On substantive unconscionability, the court follows Cook v. USC and finds the agreements’ third-party beneficiary provisions fatally one-sided: Phan must arbitrate claims against Knight’s affiliates, but those affiliates bear no reciprocal obligation to arbitrate their claims against Phan. This structural imbalance — combined with the sweeping class waiver — renders the agreements substantively unconscionable. Knight’s attempt to distinguish Cook is rejected; the Third District declines to part ways with Cook.
On severability, the court upholds the trial court’s refusal to sever the offending provisions. Where unconscionability so thoroughly infects the agreement, severing particular clauses would not remove the taint. The court will not rewrite Knight’s bargain for it.
Key Takeaways
- Arbitration agreements imposed on existing employees as a condition of continued employment face heightened procedural unconscionability — the economic coercion involved is materially greater than at-hire agreements.
- Third-party beneficiary clauses that force employees to arbitrate all claims against a broad network of employer affiliates, without reciprocal arbitration obligations, are substantively unconscionable under Cook v. USC (2024).
- Cook v. University of Southern California (2024) is being followed consistently across California appellate districts; employers should treat it as controlling authority.
- Severability clauses cannot salvage arbitration agreements when unconscionable terms permeate the core bargain — courts are not obligated to rewrite the employer’s agreement.
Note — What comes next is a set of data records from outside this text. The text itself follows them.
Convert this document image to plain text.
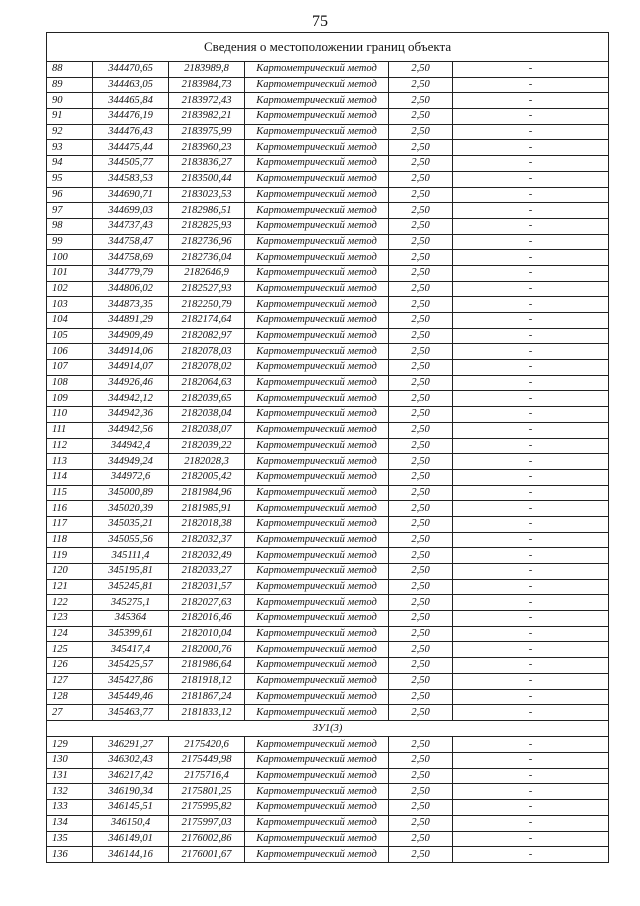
75
Сведения о местоположении границ объекта					
88	344470,65	2183989,8	Картометрический метод	2,50	-
89	344463,05	2183984,73	Картометрический метод	2,50	-
90	344465,84	2183972,43	Картометрический метод	2,50	-
91	344476,19	2183982,21	Картометрический метод	2,50	-
92	344476,43	2183975,99	Картометрический метод	2,50	-
93	344475,44	2183960,23	Картометрический метод	2,50	-
94	344505,77	2183836,27	Картометрический метод	2,50	-
95	344583,53	2183500,44	Картометрический метод	2,50	-
96	344690,71	2183023,53	Картометрический метод	2,50	-
97	344699,03	2182986,51	Картометрический метод	2,50	-
98	344737,43	2182825,93	Картометрический метод	2,50	-
99	344758,47	2182736,96	Картометрический метод	2,50	-
100	344758,69	2182736,04	Картометрический метод	2,50	-
101	344779,79	2182646,9	Картометрический метод	2,50	-
102	344806,02	2182527,93	Картометрический метод	2,50	-
103	344873,35	2182250,79	Картометрический метод	2,50	-
104	344891,29	2182174,64	Картометрический метод	2,50	-
105	344909,49	2182082,97	Картометрический метод	2,50	-
106	344914,06	2182078,03	Картометрический метод	2,50	-
107	344914,07	2182078,02	Картометрический метод	2,50	-
108	344926,46	2182064,63	Картометрический метод	2,50	-
109	344942,12	2182039,65	Картометрический метод	2,50	-
110	344942,36	2182038,04	Картометрический метод	2,50	-
111	344942,56	2182038,07	Картометрический метод	2,50	-
112	344942,4	2182039,22	Картометрический метод	2,50	-
113	344949,24	2182028,3	Картометрический метод	2,50	-
114	344972,6	2182005,42	Картометрический метод	2,50	-
115	345000,89	2181984,96	Картометрический метод	2,50	-
116	345020,39	2181985,91	Картометрический метод	2,50	-
117	345035,21	2182018,38	Картометрический метод	2,50	-
118	345055,56	2182032,37	Картометрический метод	2,50	-
119	345111,4	2182032,49	Картометрический метод	2,50	-
120	345195,81	2182033,27	Картометрический метод	2,50	-
121	345245,81	2182031,57	Картометрический метод	2,50	-
122	345275,1	2182027,63	Картометрический метод	2,50	-
123	345364	2182016,46	Картометрический метод	2,50	-
124	345399,61	2182010,04	Картометрический метод	2,50	-
125	345417,4	2182000,76	Картометрический метод	2,50	-
126	345425,57	2181986,64	Картометрический метод	2,50	-
127	345427,86	2181918,12	Картометрический метод	2,50	-
128	345449,46	2181867,24	Картометрический метод	2,50	-
27	345463,77	2181833,12	Картометрический метод	2,50	-
ЗУ1(3)					
129	346291,27	2175420,6	Картометрический метод	2,50	-
130	346302,43	2175449,98	Картометрический метод	2,50	-
131	346217,42	2175716,4	Картометрический метод	2,50	-
132	346190,34	2175801,25	Картометрический метод	2,50	-
133	346145,51	2175995,82	Картометрический метод	2,50	-
134	346150,4	2175997,03	Картометрический метод	2,50	-
135	346149,01	2176002,86	Картометрический метод	2,50	-
136	346144,16	2176001,67	Картометрический метод	2,50	-
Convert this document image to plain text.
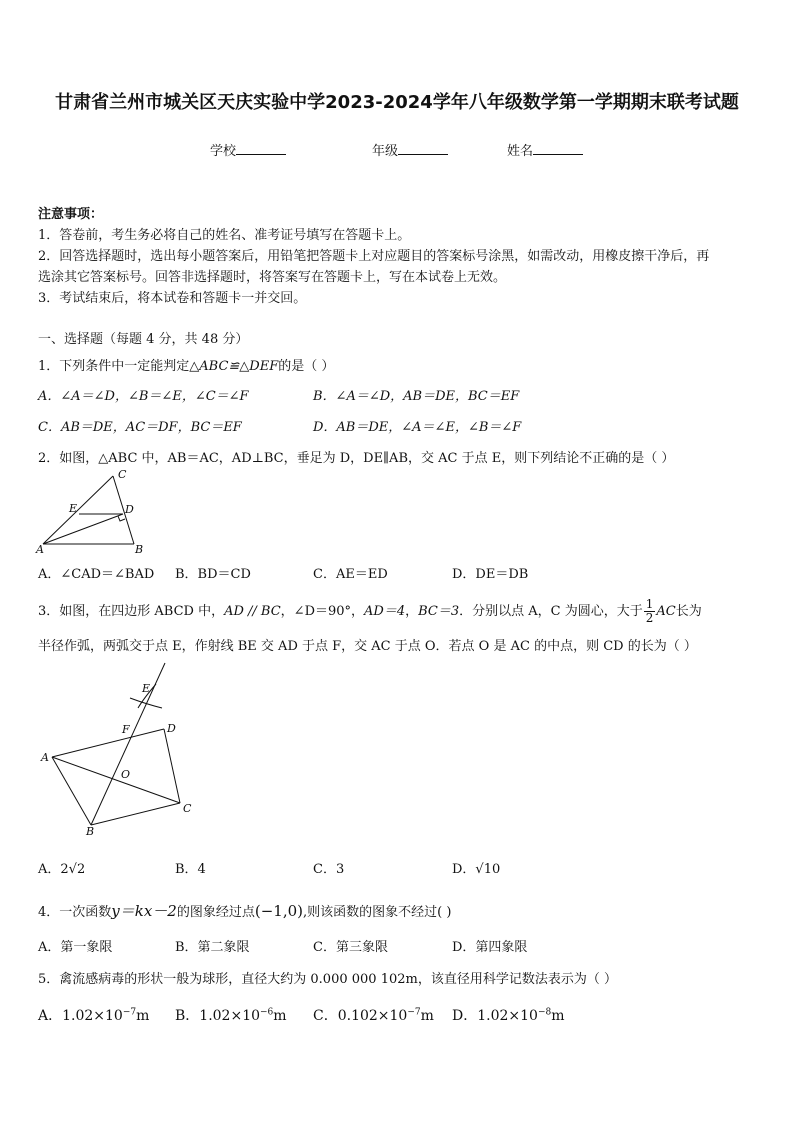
甘肃省兰州市城关区天庆实验中学2023-2024学年八年级数学第一学期期末联考试题
学校	年级	姓名
注意事项：
1．答卷前，考生务必将自己的姓名、准考证号填写在答题卡上。
2．回答选择题时，选出每小题答案后，用铅笔把答题卡上对应题目的答案标号涂黑，如需改动，用橡皮擦干净后，再
选涂其它答案标号。回答非选择题时，将答案写在答题卡上，写在本试卷上无效。
3．考试结束后，将本试卷和答题卡一并交回。
一、选择题（每题 4 分，共 48 分）
1．下列条件中一定能判定△ABC≌△DEF的是（ ）
A．∠A＝∠D，∠B＝∠E，∠C＝∠F	B．∠A＝∠D，AB＝DE，BC＝EF
C．AB＝DE，AC＝DF，BC＝EF	D．AB＝DE，∠A＝∠E，∠B＝∠F
2．如图，△ABC 中，AB＝AC，AD⊥BC，垂足为 D，DE∥AB，交 AC 于点 E，则下列结论不正确的是（ ）
A	B
C
D
E
A．∠CAD＝∠BAD B．BD＝CD	C．AE＝ED	D．DE＝DB
3．如图，在四边形 ABCD 中，AD // BC，∠D＝90°，AD＝4，BC＝3．分别以点 A，C 为圆心，大于 $\frac{1}{2}$ AC长为
半径作弧，两弧交于点 E，作射线 BE 交 AD 于点 F，交 AC 于点 O．若点 O 是 AC 的中点，则 CD 的长为（ ）
A
B
C
D
E
F
O
A．2√2	B．4	C．3	D．√10
4．一次函数y＝kx－2的图象经过点(−1,0),则该函数的图象不经过( )
A．第一象限	B．第二象限	C．第三象限	D．第四象限
5．禽流感病毒的形状一般为球形，直径大约为 0.000 000 102m，该直径用科学记数法表示为（ ）
A．$1.02\times 10^{-7}m$ B．$1.02\times 10^{-6}m$ C．$0.102\times 10^{-7}m$ D．$1.02\times 10^{-8}m$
- Employers with multi-entity structures — parent companies, affiliates, sister stores — should audit their arbitration agreements for one-sided third-party beneficiary clauses that likely cannot survive Cook scrutiny.
Why It Matters
Wage and hour class actions remain one of the highest-stakes areas of California employment litigation, and forced arbitration of individual claims has been employers’ primary shield against class exposure. This ruling shows that shield is becoming unreliable when arbitration agreements overreach. The Cook decision from 2024 is establishing itself as a durable standard: agreements that attempt to conscript employees into arbitrating claims against a broad constellation of affiliated entities — while those entities bear no corresponding obligation — will not be enforced.
For California employers, especially those operating through multi-entity franchise or dealership structures, this decision is a clear signal to redesign arbitration programs. The key vulnerabilities are (1) mid-employment re-signing requirements under economic duress, (2) asymmetric third-party beneficiary provisions, and (3) class waivers paired with those provisions. Employers who rely on boilerplate arbitration agreements drafted before Cook should have those agreements reviewed now, before litigation exposes them to class-wide liability.